An individual's degree of insight into the excessiveness of his or her fear of illness ranges from excellent to poor. For diagnostic purposes, patients with hypochondriasis who have little awareness of the unreasonable nature of their concerns should be diagnosed as having "hypochondriasis, with poor insight" (American Psychiatric Association 1994). Declining insight may lead to "overvalued ideation," which in turn may develop into hypochondria-cal convictions of delusional intensity. If there is no insight at all into the possibility that the fear may be unfounded, and this lack of insight is sustained for long periods, patients should be diagnosed as having delusional disorder or major depression with psychotic features, not hypochondriasis.

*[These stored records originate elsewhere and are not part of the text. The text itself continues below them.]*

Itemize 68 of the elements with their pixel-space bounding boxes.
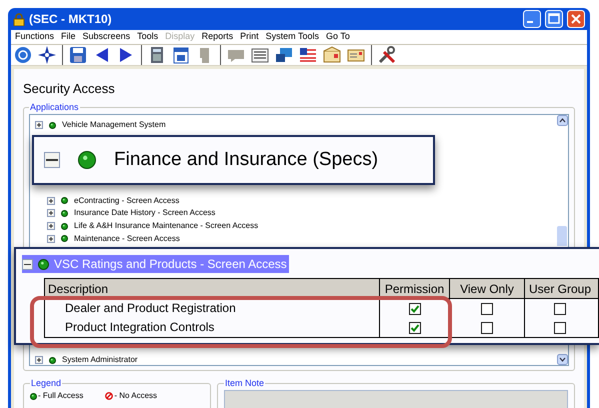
power-icon[interactable] bbox=[14, 46, 32, 64]
save-icon[interactable] bbox=[69, 46, 87, 64]
tree-item[interactable]: eContracting - Screen Access bbox=[74, 194, 180, 207]
group-label: Item Note bbox=[224, 376, 266, 390]
close-button[interactable] bbox=[567, 10, 585, 28]
legend-text: - No Access bbox=[114, 390, 158, 402]
menu-item[interactable]: System Tools bbox=[266, 30, 319, 44]
tree-item[interactable]: VSC Ratings and Products - Screen Access bbox=[22, 255, 289, 273]
expand-icon[interactable] bbox=[35, 356, 43, 364]
status-dot-icon bbox=[61, 222, 68, 230]
calculator-icon[interactable] bbox=[148, 46, 166, 64]
padlock-icon bbox=[13, 12, 25, 26]
collapse-icon[interactable] bbox=[22, 258, 33, 270]
no-access-icon bbox=[105, 392, 114, 400]
tools-icon[interactable] bbox=[378, 46, 396, 64]
status-dot-icon bbox=[61, 235, 68, 242]
menu-item[interactable]: Print bbox=[240, 30, 259, 44]
expand-icon[interactable] bbox=[47, 209, 55, 218]
table-cell-text: Dealer and Product Registration bbox=[64, 300, 237, 317]
tree-item[interactable]: Vehicle Management System bbox=[62, 119, 166, 132]
checkbox[interactable] bbox=[554, 302, 566, 314]
tree-item[interactable]: Insurance Date History - Screen Access bbox=[74, 207, 216, 220]
checkbox[interactable] bbox=[481, 302, 493, 314]
status-dot-icon bbox=[38, 258, 49, 270]
scroll-thumb[interactable] bbox=[557, 226, 567, 246]
expand-icon[interactable] bbox=[35, 121, 43, 130]
status-dot-icon bbox=[49, 356, 56, 364]
window-title: (SEC - MKT10) bbox=[29, 11, 113, 28]
menu-item[interactable]: Functions bbox=[15, 30, 54, 44]
column-header[interactable]: Permission bbox=[379, 279, 449, 298]
menu-item[interactable]: Go To bbox=[326, 30, 350, 44]
compass-icon[interactable] bbox=[38, 46, 56, 64]
tree-item[interactable]: System Administrator bbox=[62, 354, 138, 366]
group-label: Applications bbox=[29, 100, 80, 114]
column-header[interactable]: View Only bbox=[449, 279, 524, 298]
checkbox[interactable] bbox=[481, 322, 493, 334]
menu-item[interactable]: Subscreens bbox=[82, 30, 130, 44]
column-header[interactable]: Description bbox=[45, 279, 379, 298]
status-dot-icon bbox=[61, 197, 68, 204]
checkbox[interactable] bbox=[408, 302, 420, 314]
collapse-icon[interactable] bbox=[44, 152, 60, 168]
table-cell-text: Product Integration Controls bbox=[64, 319, 216, 336]
status-dot-icon bbox=[78, 151, 96, 169]
group-label: Legend bbox=[30, 376, 62, 390]
maximize-button[interactable] bbox=[545, 10, 563, 28]
status-dot-icon bbox=[30, 392, 37, 400]
scroll-down-icon bbox=[556, 354, 568, 365]
menu-item[interactable]: File bbox=[61, 30, 76, 44]
minimize-button[interactable] bbox=[523, 10, 541, 28]
flag-icon[interactable] bbox=[299, 46, 317, 64]
expand-icon[interactable] bbox=[47, 196, 55, 205]
envelope-icon[interactable] bbox=[323, 46, 341, 64]
page-title: Security Access bbox=[23, 80, 116, 98]
tree-item[interactable]: Finance and Insurance (Specs) bbox=[114, 146, 378, 174]
scroll-up-icon bbox=[556, 115, 568, 126]
column-header[interactable]: User Group bbox=[524, 279, 595, 298]
form-icon[interactable] bbox=[251, 46, 269, 64]
menu-item[interactable]: Tools bbox=[137, 30, 158, 44]
expand-icon[interactable] bbox=[47, 234, 55, 243]
checkbox[interactable] bbox=[408, 322, 420, 334]
status-dot-icon bbox=[61, 210, 68, 217]
menu-item[interactable]: Reports bbox=[202, 30, 234, 44]
status-dot-icon bbox=[49, 122, 56, 129]
tree-item[interactable]: Life & A&H Insurance Maintenance - Screen Access bbox=[74, 220, 258, 232]
expand-icon[interactable] bbox=[47, 222, 55, 230]
legend-text: - Full Access bbox=[38, 390, 84, 402]
checkbox[interactable] bbox=[554, 322, 566, 334]
tree-item[interactable]: Maintenance - Screen Access bbox=[74, 232, 180, 245]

The differential diagnosis of hypochondriasis is important to keep in mind when evaluating the patient. First, a medical condition must be excluded. Given that some medical diseases may be hard to exclude completely because their early stages are less apparent or because adequate laboratory diagnostic tools are unavailable for them (e.g., multiple sclerosis, systemic lupus erythematosus, Lyme disease, occult malignancies), the physician working with a patient whose hypochondriasis does not improve with psychiatric treatment should reconsider the possibility that a diagnosis of medical illness has been missed. Similar to somatization disorder, hypochondriasis is characterized by the presence of unexplained symptoms or sensations. However, the patient with hypochondriasis takes these symptoms one step further by leaping to a catastrophic cognitive misinterpretation of the significance of these symptoms.
One group of patients with hypochondriasis appears to have much in common with patients who have OCD (Barsky 1992; Fallon et al. 1991, 2000), particularly the intrusive obsessions about illness and the compulsive urges to check for reassurance. Patients with this OCD-like subtype of hypochondriasis are plagued by a heightened expectation of harm in the form of illness and pathological doubt over whether they were thorough enough in explaining their symptoms. The obsessional form of hypochon-driasis needs to be considered when a patient asks a question such as "But doctor, how can I be sure?" This distinct subtype of hypochondria may have important therapeutic ramifications, because some medications particularly helpful for patients with OCD may also be helpful for patients with hypochondriasis.
Bienvenu et al. (2000) confirmed a relationship between OCD and hypochondriasis by demonstrating a higher frequency of hypochondriasis in patients with OCD and their first-degree family members than in control subjects and their first-degree family members.
Another group of patients with hypochondriasis appears to have symptoms of depression (Kellner et al. 1986b). The degree of insight of these patients tends to wax and wane less than that of patients with the obsessional form of hypochondriasis, and these patients have a more intense conviction that the illness is actually destroying them from within. Typically, these patients are tearful and suffer from concomitant major depression that emerged after the onset of hypochondriasis.